Une ONU humiliée, puis courtisée
Dès les premières minutes, Trump s’est lancé dans une charge brutale contre l’organisation elle-même. “Quelle est la finalité des Nations Unies ?”, a-t-il lâché, avant de dénoncer une institution “inefficace, remplie de mots creux et incapable de résoudre les crises”. L’ancien président a même tourné en dérision les ratés logistiques et financiers du siège new-yorkais, fustigeant un symbole de “bureaucratie en faillite”.
Mais derrière cette offensive, il a ménagé une porte de sortie diplomatique lors de sa rencontre bilatérale avec António Guterres : “Je soutiens l’ONU quand elle œuvre pour la paix, mais pas pour ce qu’elle est devenue aujourd’hui.”
Immigration et climat : la cible européenne
L’apogée du discours est venu avec une attaque frontale contre les politiques migratoires et environnementales, en particulier en Europe. “Vos pays vont tout droit en enfer”, a-t-il lancé, déclenchant un frisson dans l’assemblée.
Selon lui, l’ONU financerait une “invasion organisée” des frontières occidentales, avec un budget chiffré à 372 millions de dollars en 2024 pour soutenir plus de 600 000 migrants.
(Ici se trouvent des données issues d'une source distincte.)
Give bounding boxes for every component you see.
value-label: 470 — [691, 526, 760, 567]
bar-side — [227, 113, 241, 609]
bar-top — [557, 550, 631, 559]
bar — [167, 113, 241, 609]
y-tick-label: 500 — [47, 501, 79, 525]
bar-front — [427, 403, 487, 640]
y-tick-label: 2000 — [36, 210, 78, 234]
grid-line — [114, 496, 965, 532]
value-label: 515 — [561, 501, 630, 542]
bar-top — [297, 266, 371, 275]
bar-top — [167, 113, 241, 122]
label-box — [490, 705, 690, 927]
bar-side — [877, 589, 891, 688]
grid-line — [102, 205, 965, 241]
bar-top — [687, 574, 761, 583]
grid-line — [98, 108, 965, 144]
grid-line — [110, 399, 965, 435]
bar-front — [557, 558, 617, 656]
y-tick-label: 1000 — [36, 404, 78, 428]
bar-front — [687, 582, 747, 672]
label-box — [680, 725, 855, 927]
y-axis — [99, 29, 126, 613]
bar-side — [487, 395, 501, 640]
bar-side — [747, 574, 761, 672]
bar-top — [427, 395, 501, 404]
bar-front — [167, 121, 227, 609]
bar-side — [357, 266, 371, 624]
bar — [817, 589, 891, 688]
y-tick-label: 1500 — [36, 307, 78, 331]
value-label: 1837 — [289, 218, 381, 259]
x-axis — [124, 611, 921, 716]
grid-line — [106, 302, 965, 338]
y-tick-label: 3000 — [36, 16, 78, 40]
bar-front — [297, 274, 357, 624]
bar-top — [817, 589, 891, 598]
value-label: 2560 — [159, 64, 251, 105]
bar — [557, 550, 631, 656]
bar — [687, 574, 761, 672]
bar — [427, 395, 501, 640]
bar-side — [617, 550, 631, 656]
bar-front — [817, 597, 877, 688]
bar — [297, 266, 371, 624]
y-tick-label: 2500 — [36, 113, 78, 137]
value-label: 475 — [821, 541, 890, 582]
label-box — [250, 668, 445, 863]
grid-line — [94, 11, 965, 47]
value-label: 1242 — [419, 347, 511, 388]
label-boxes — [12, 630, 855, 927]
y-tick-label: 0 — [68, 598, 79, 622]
Trump a martelé des statistiques chocs : 72 % des détenus en Suisse seraient étrangers, tandis que 300 000 enfants migrants auraient disparu dans des réseaux criminels.
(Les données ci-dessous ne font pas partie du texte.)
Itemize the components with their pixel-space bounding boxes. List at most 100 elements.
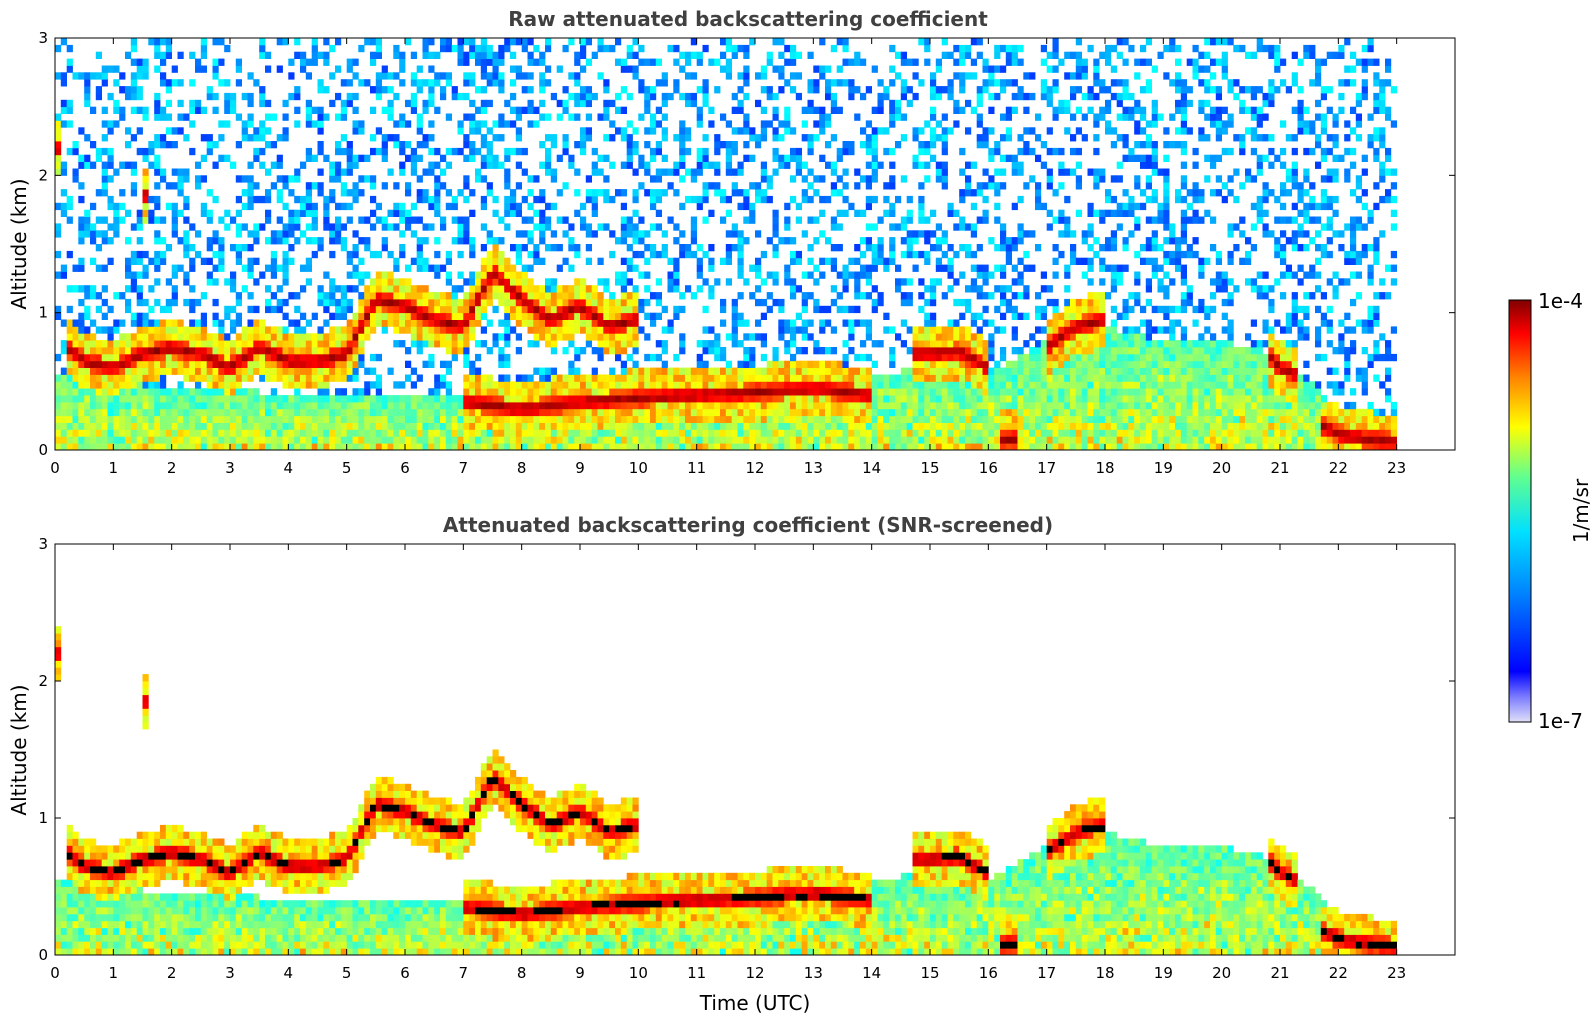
heatmap-cell xyxy=(212,237,219,245)
heatmap-cell xyxy=(440,305,447,314)
heatmap-cell xyxy=(836,415,843,423)
heatmap-cell xyxy=(381,134,388,142)
heatmap-cell xyxy=(562,230,569,238)
heatmap-cell xyxy=(550,422,557,430)
heatmap-cell xyxy=(871,374,878,382)
heatmap-cell xyxy=(655,312,662,320)
heatmap-cell xyxy=(189,99,196,108)
heatmap-cell xyxy=(521,381,528,389)
heatmap-cell xyxy=(130,443,137,451)
heatmap-cell xyxy=(265,113,272,121)
heatmap-cell xyxy=(259,223,266,231)
heatmap-cell xyxy=(463,92,470,101)
heatmap-cell xyxy=(714,58,721,66)
heatmap-cell xyxy=(667,326,674,334)
heatmap-cell xyxy=(480,443,487,451)
heatmap-cell xyxy=(941,326,948,334)
heatmap-cell xyxy=(679,92,686,101)
heatmap-cell xyxy=(580,285,587,293)
heatmap-cell xyxy=(329,99,336,108)
heatmap-cell xyxy=(78,381,85,389)
heatmap-cell xyxy=(865,141,872,149)
heatmap-cell xyxy=(860,415,867,423)
heatmap-cell xyxy=(661,422,668,430)
heatmap-cell xyxy=(434,436,441,444)
heatmap-cell xyxy=(580,429,587,437)
heatmap-cell xyxy=(889,429,896,437)
heatmap-cell xyxy=(661,134,668,142)
heatmap-cell xyxy=(253,408,260,417)
heatmap-cell xyxy=(620,292,627,300)
heatmap-cell xyxy=(615,436,622,444)
heatmap-cell xyxy=(737,86,744,94)
heatmap-cell xyxy=(737,312,744,320)
heatmap-cell xyxy=(521,195,528,204)
heatmap-cell xyxy=(422,264,429,272)
heatmap-cell xyxy=(935,168,942,176)
heatmap-cell xyxy=(177,326,184,334)
heatmap-cell xyxy=(399,285,406,293)
heatmap-cell xyxy=(206,347,213,355)
heatmap-cell xyxy=(265,285,272,293)
heatmap-cell xyxy=(626,381,633,389)
heatmap-cell xyxy=(375,319,382,327)
heatmap-cell xyxy=(445,72,452,80)
heatmap-cell xyxy=(422,38,429,46)
heatmap-cell xyxy=(480,271,487,279)
heatmap-cell xyxy=(130,374,137,382)
heatmap-cell xyxy=(900,401,907,410)
heatmap-cell xyxy=(428,38,435,46)
heatmap-cell xyxy=(731,333,738,341)
heatmap-cell xyxy=(545,44,552,53)
heatmap-cell xyxy=(300,443,307,451)
heatmap-cell xyxy=(189,264,196,272)
heatmap-cell xyxy=(95,72,102,80)
heatmap-cell xyxy=(504,271,511,279)
heatmap-cell xyxy=(101,285,108,293)
heatmap-cell xyxy=(609,120,616,128)
heatmap-cell xyxy=(457,216,464,224)
heatmap-cell xyxy=(265,436,272,444)
heatmap-cell xyxy=(358,333,365,341)
heatmap-cell xyxy=(340,360,347,368)
heatmap-cell xyxy=(585,305,592,314)
heatmap-cell xyxy=(294,175,301,183)
heatmap-cell xyxy=(924,422,931,430)
heatmap-cell xyxy=(626,395,633,403)
heatmap-cell xyxy=(737,106,744,114)
heatmap-cell xyxy=(335,415,342,423)
heatmap-cell xyxy=(370,195,377,204)
heatmap-cell xyxy=(696,244,703,252)
heatmap-cell xyxy=(160,305,167,314)
heatmap-cell xyxy=(165,79,172,87)
heatmap-cell xyxy=(527,422,534,430)
heatmap-cell xyxy=(142,353,149,362)
heatmap-cell xyxy=(585,99,592,108)
heatmap-cell xyxy=(819,230,826,238)
heatmap-cell xyxy=(451,195,458,204)
heatmap-cell xyxy=(445,367,452,375)
heatmap-cell xyxy=(562,305,569,314)
heatmap-cell xyxy=(463,319,470,327)
heatmap-cell xyxy=(101,216,108,224)
heatmap-cell xyxy=(696,58,703,66)
heatmap-cell xyxy=(912,333,919,341)
heatmap-cell xyxy=(206,141,213,149)
heatmap-cell xyxy=(714,408,721,417)
heatmap-cell xyxy=(965,285,972,293)
heatmap-cell xyxy=(685,408,692,417)
heatmap-cell xyxy=(84,360,91,368)
heatmap-cell xyxy=(480,381,487,389)
heatmap-cell xyxy=(626,65,633,73)
heatmap-cell xyxy=(78,216,85,224)
heatmap-cell xyxy=(165,436,172,444)
heatmap-cell xyxy=(900,319,907,327)
heatmap-cell xyxy=(177,360,184,368)
heatmap-cell xyxy=(871,154,878,162)
heatmap-cell xyxy=(924,443,931,451)
heatmap-cell xyxy=(241,395,248,403)
heatmap-cell xyxy=(136,92,143,101)
heatmap-cell xyxy=(492,401,499,410)
heatmap-cell xyxy=(136,326,143,334)
heatmap-cell xyxy=(650,408,657,417)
Sur la transition énergétique, il a raillé les choix européens, promettant leur “mort économique”. Berlin, cible récurrente, a été épinglée pour sa dépendance passée au gaz russe, rappelée comme une preuve de “naïveté stratégique”.
Autopromotion et menaces géopolitiques
En maître de la mise en scène, Trump s’est attribué des victoires planétaires, affirmant avoir mis fin à “sept conflits majeurs”. Son discours a parfois viré à la candidature implicite pour le prix Nobel de la paix.
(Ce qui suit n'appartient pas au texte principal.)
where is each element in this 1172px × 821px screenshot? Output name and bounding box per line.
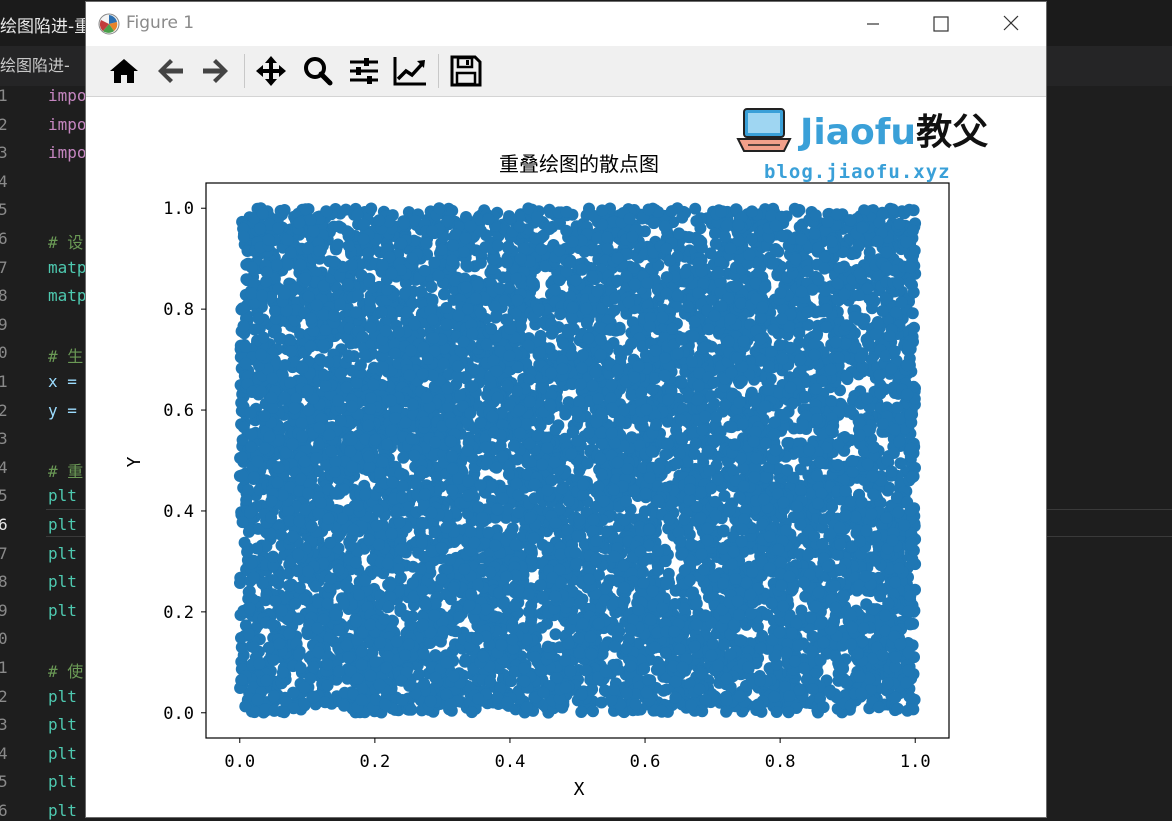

Sur Gaza, il a exigé un arrêt immédiat des hostilités, tout en réaffirmant un soutien indéfectible à Israël. Concernant la Russie, il a promis de nouvelles sanctions “d’une sévérité extrême” si la guerre en Ukraine se prolonge. Même le Brésil a été ciblé : Washington imposerait, selon lui, des droits de douane punitifs de 50 % pour “complicité avec la persécution politique de Jair Bolsonaro”.
Une réception contrastée
Contrairement à 2018, où les rires avaient fusé dans la salle, la réaction a été marquée par un silence tendu. Quelques applaudissements polis ont ponctué le discours, mais la crispation était palpable. António Guterres a défendu, dans une déclaration ultérieure, une ONU “sous siège mais indispensable”, tandis que la présidente de l’Assemblée appelait à préserver “l’esprit de coopération multilatérale”.
Dans les médias, les réactions divergent : Courrier international dénonce un “discours décousu qui fragilise l’ONU”, tandis que certains analystes voient dans cette performance la confirmation que Trump reste une figure centrale dans un monde en quête de repères.
Sur X, un champ de bataille numérique
En ligne, le contraste est tout aussi marqué. Ses partisans l’érigent en “visionnaire qui ose dire la vérité aux élites globalistes”, tandis que ses opposants y voient un “show mégalomane” qui met en péril la coopération internationale. Le hashtag #TrumpONU s’est hissé en tête des tendances mondiales quelques minutes seulement après la fin de son allocution.
Donald Trump a transformé la tribune onusienne en scène personnelle, bousculant l’Assemblée générale par une démonstration spectaculaire de rhétorique et de provocation. En attaquant de front l’ONU, l’Europe et les politiques climatiques, tout en revendiquant un rôle providentiel sur la scène mondiale, il a réaffirmé sa stratégie : séduire sa base en galvanisant l’opinion et redessiner, à sa manière, l’équilibre des forces internationales.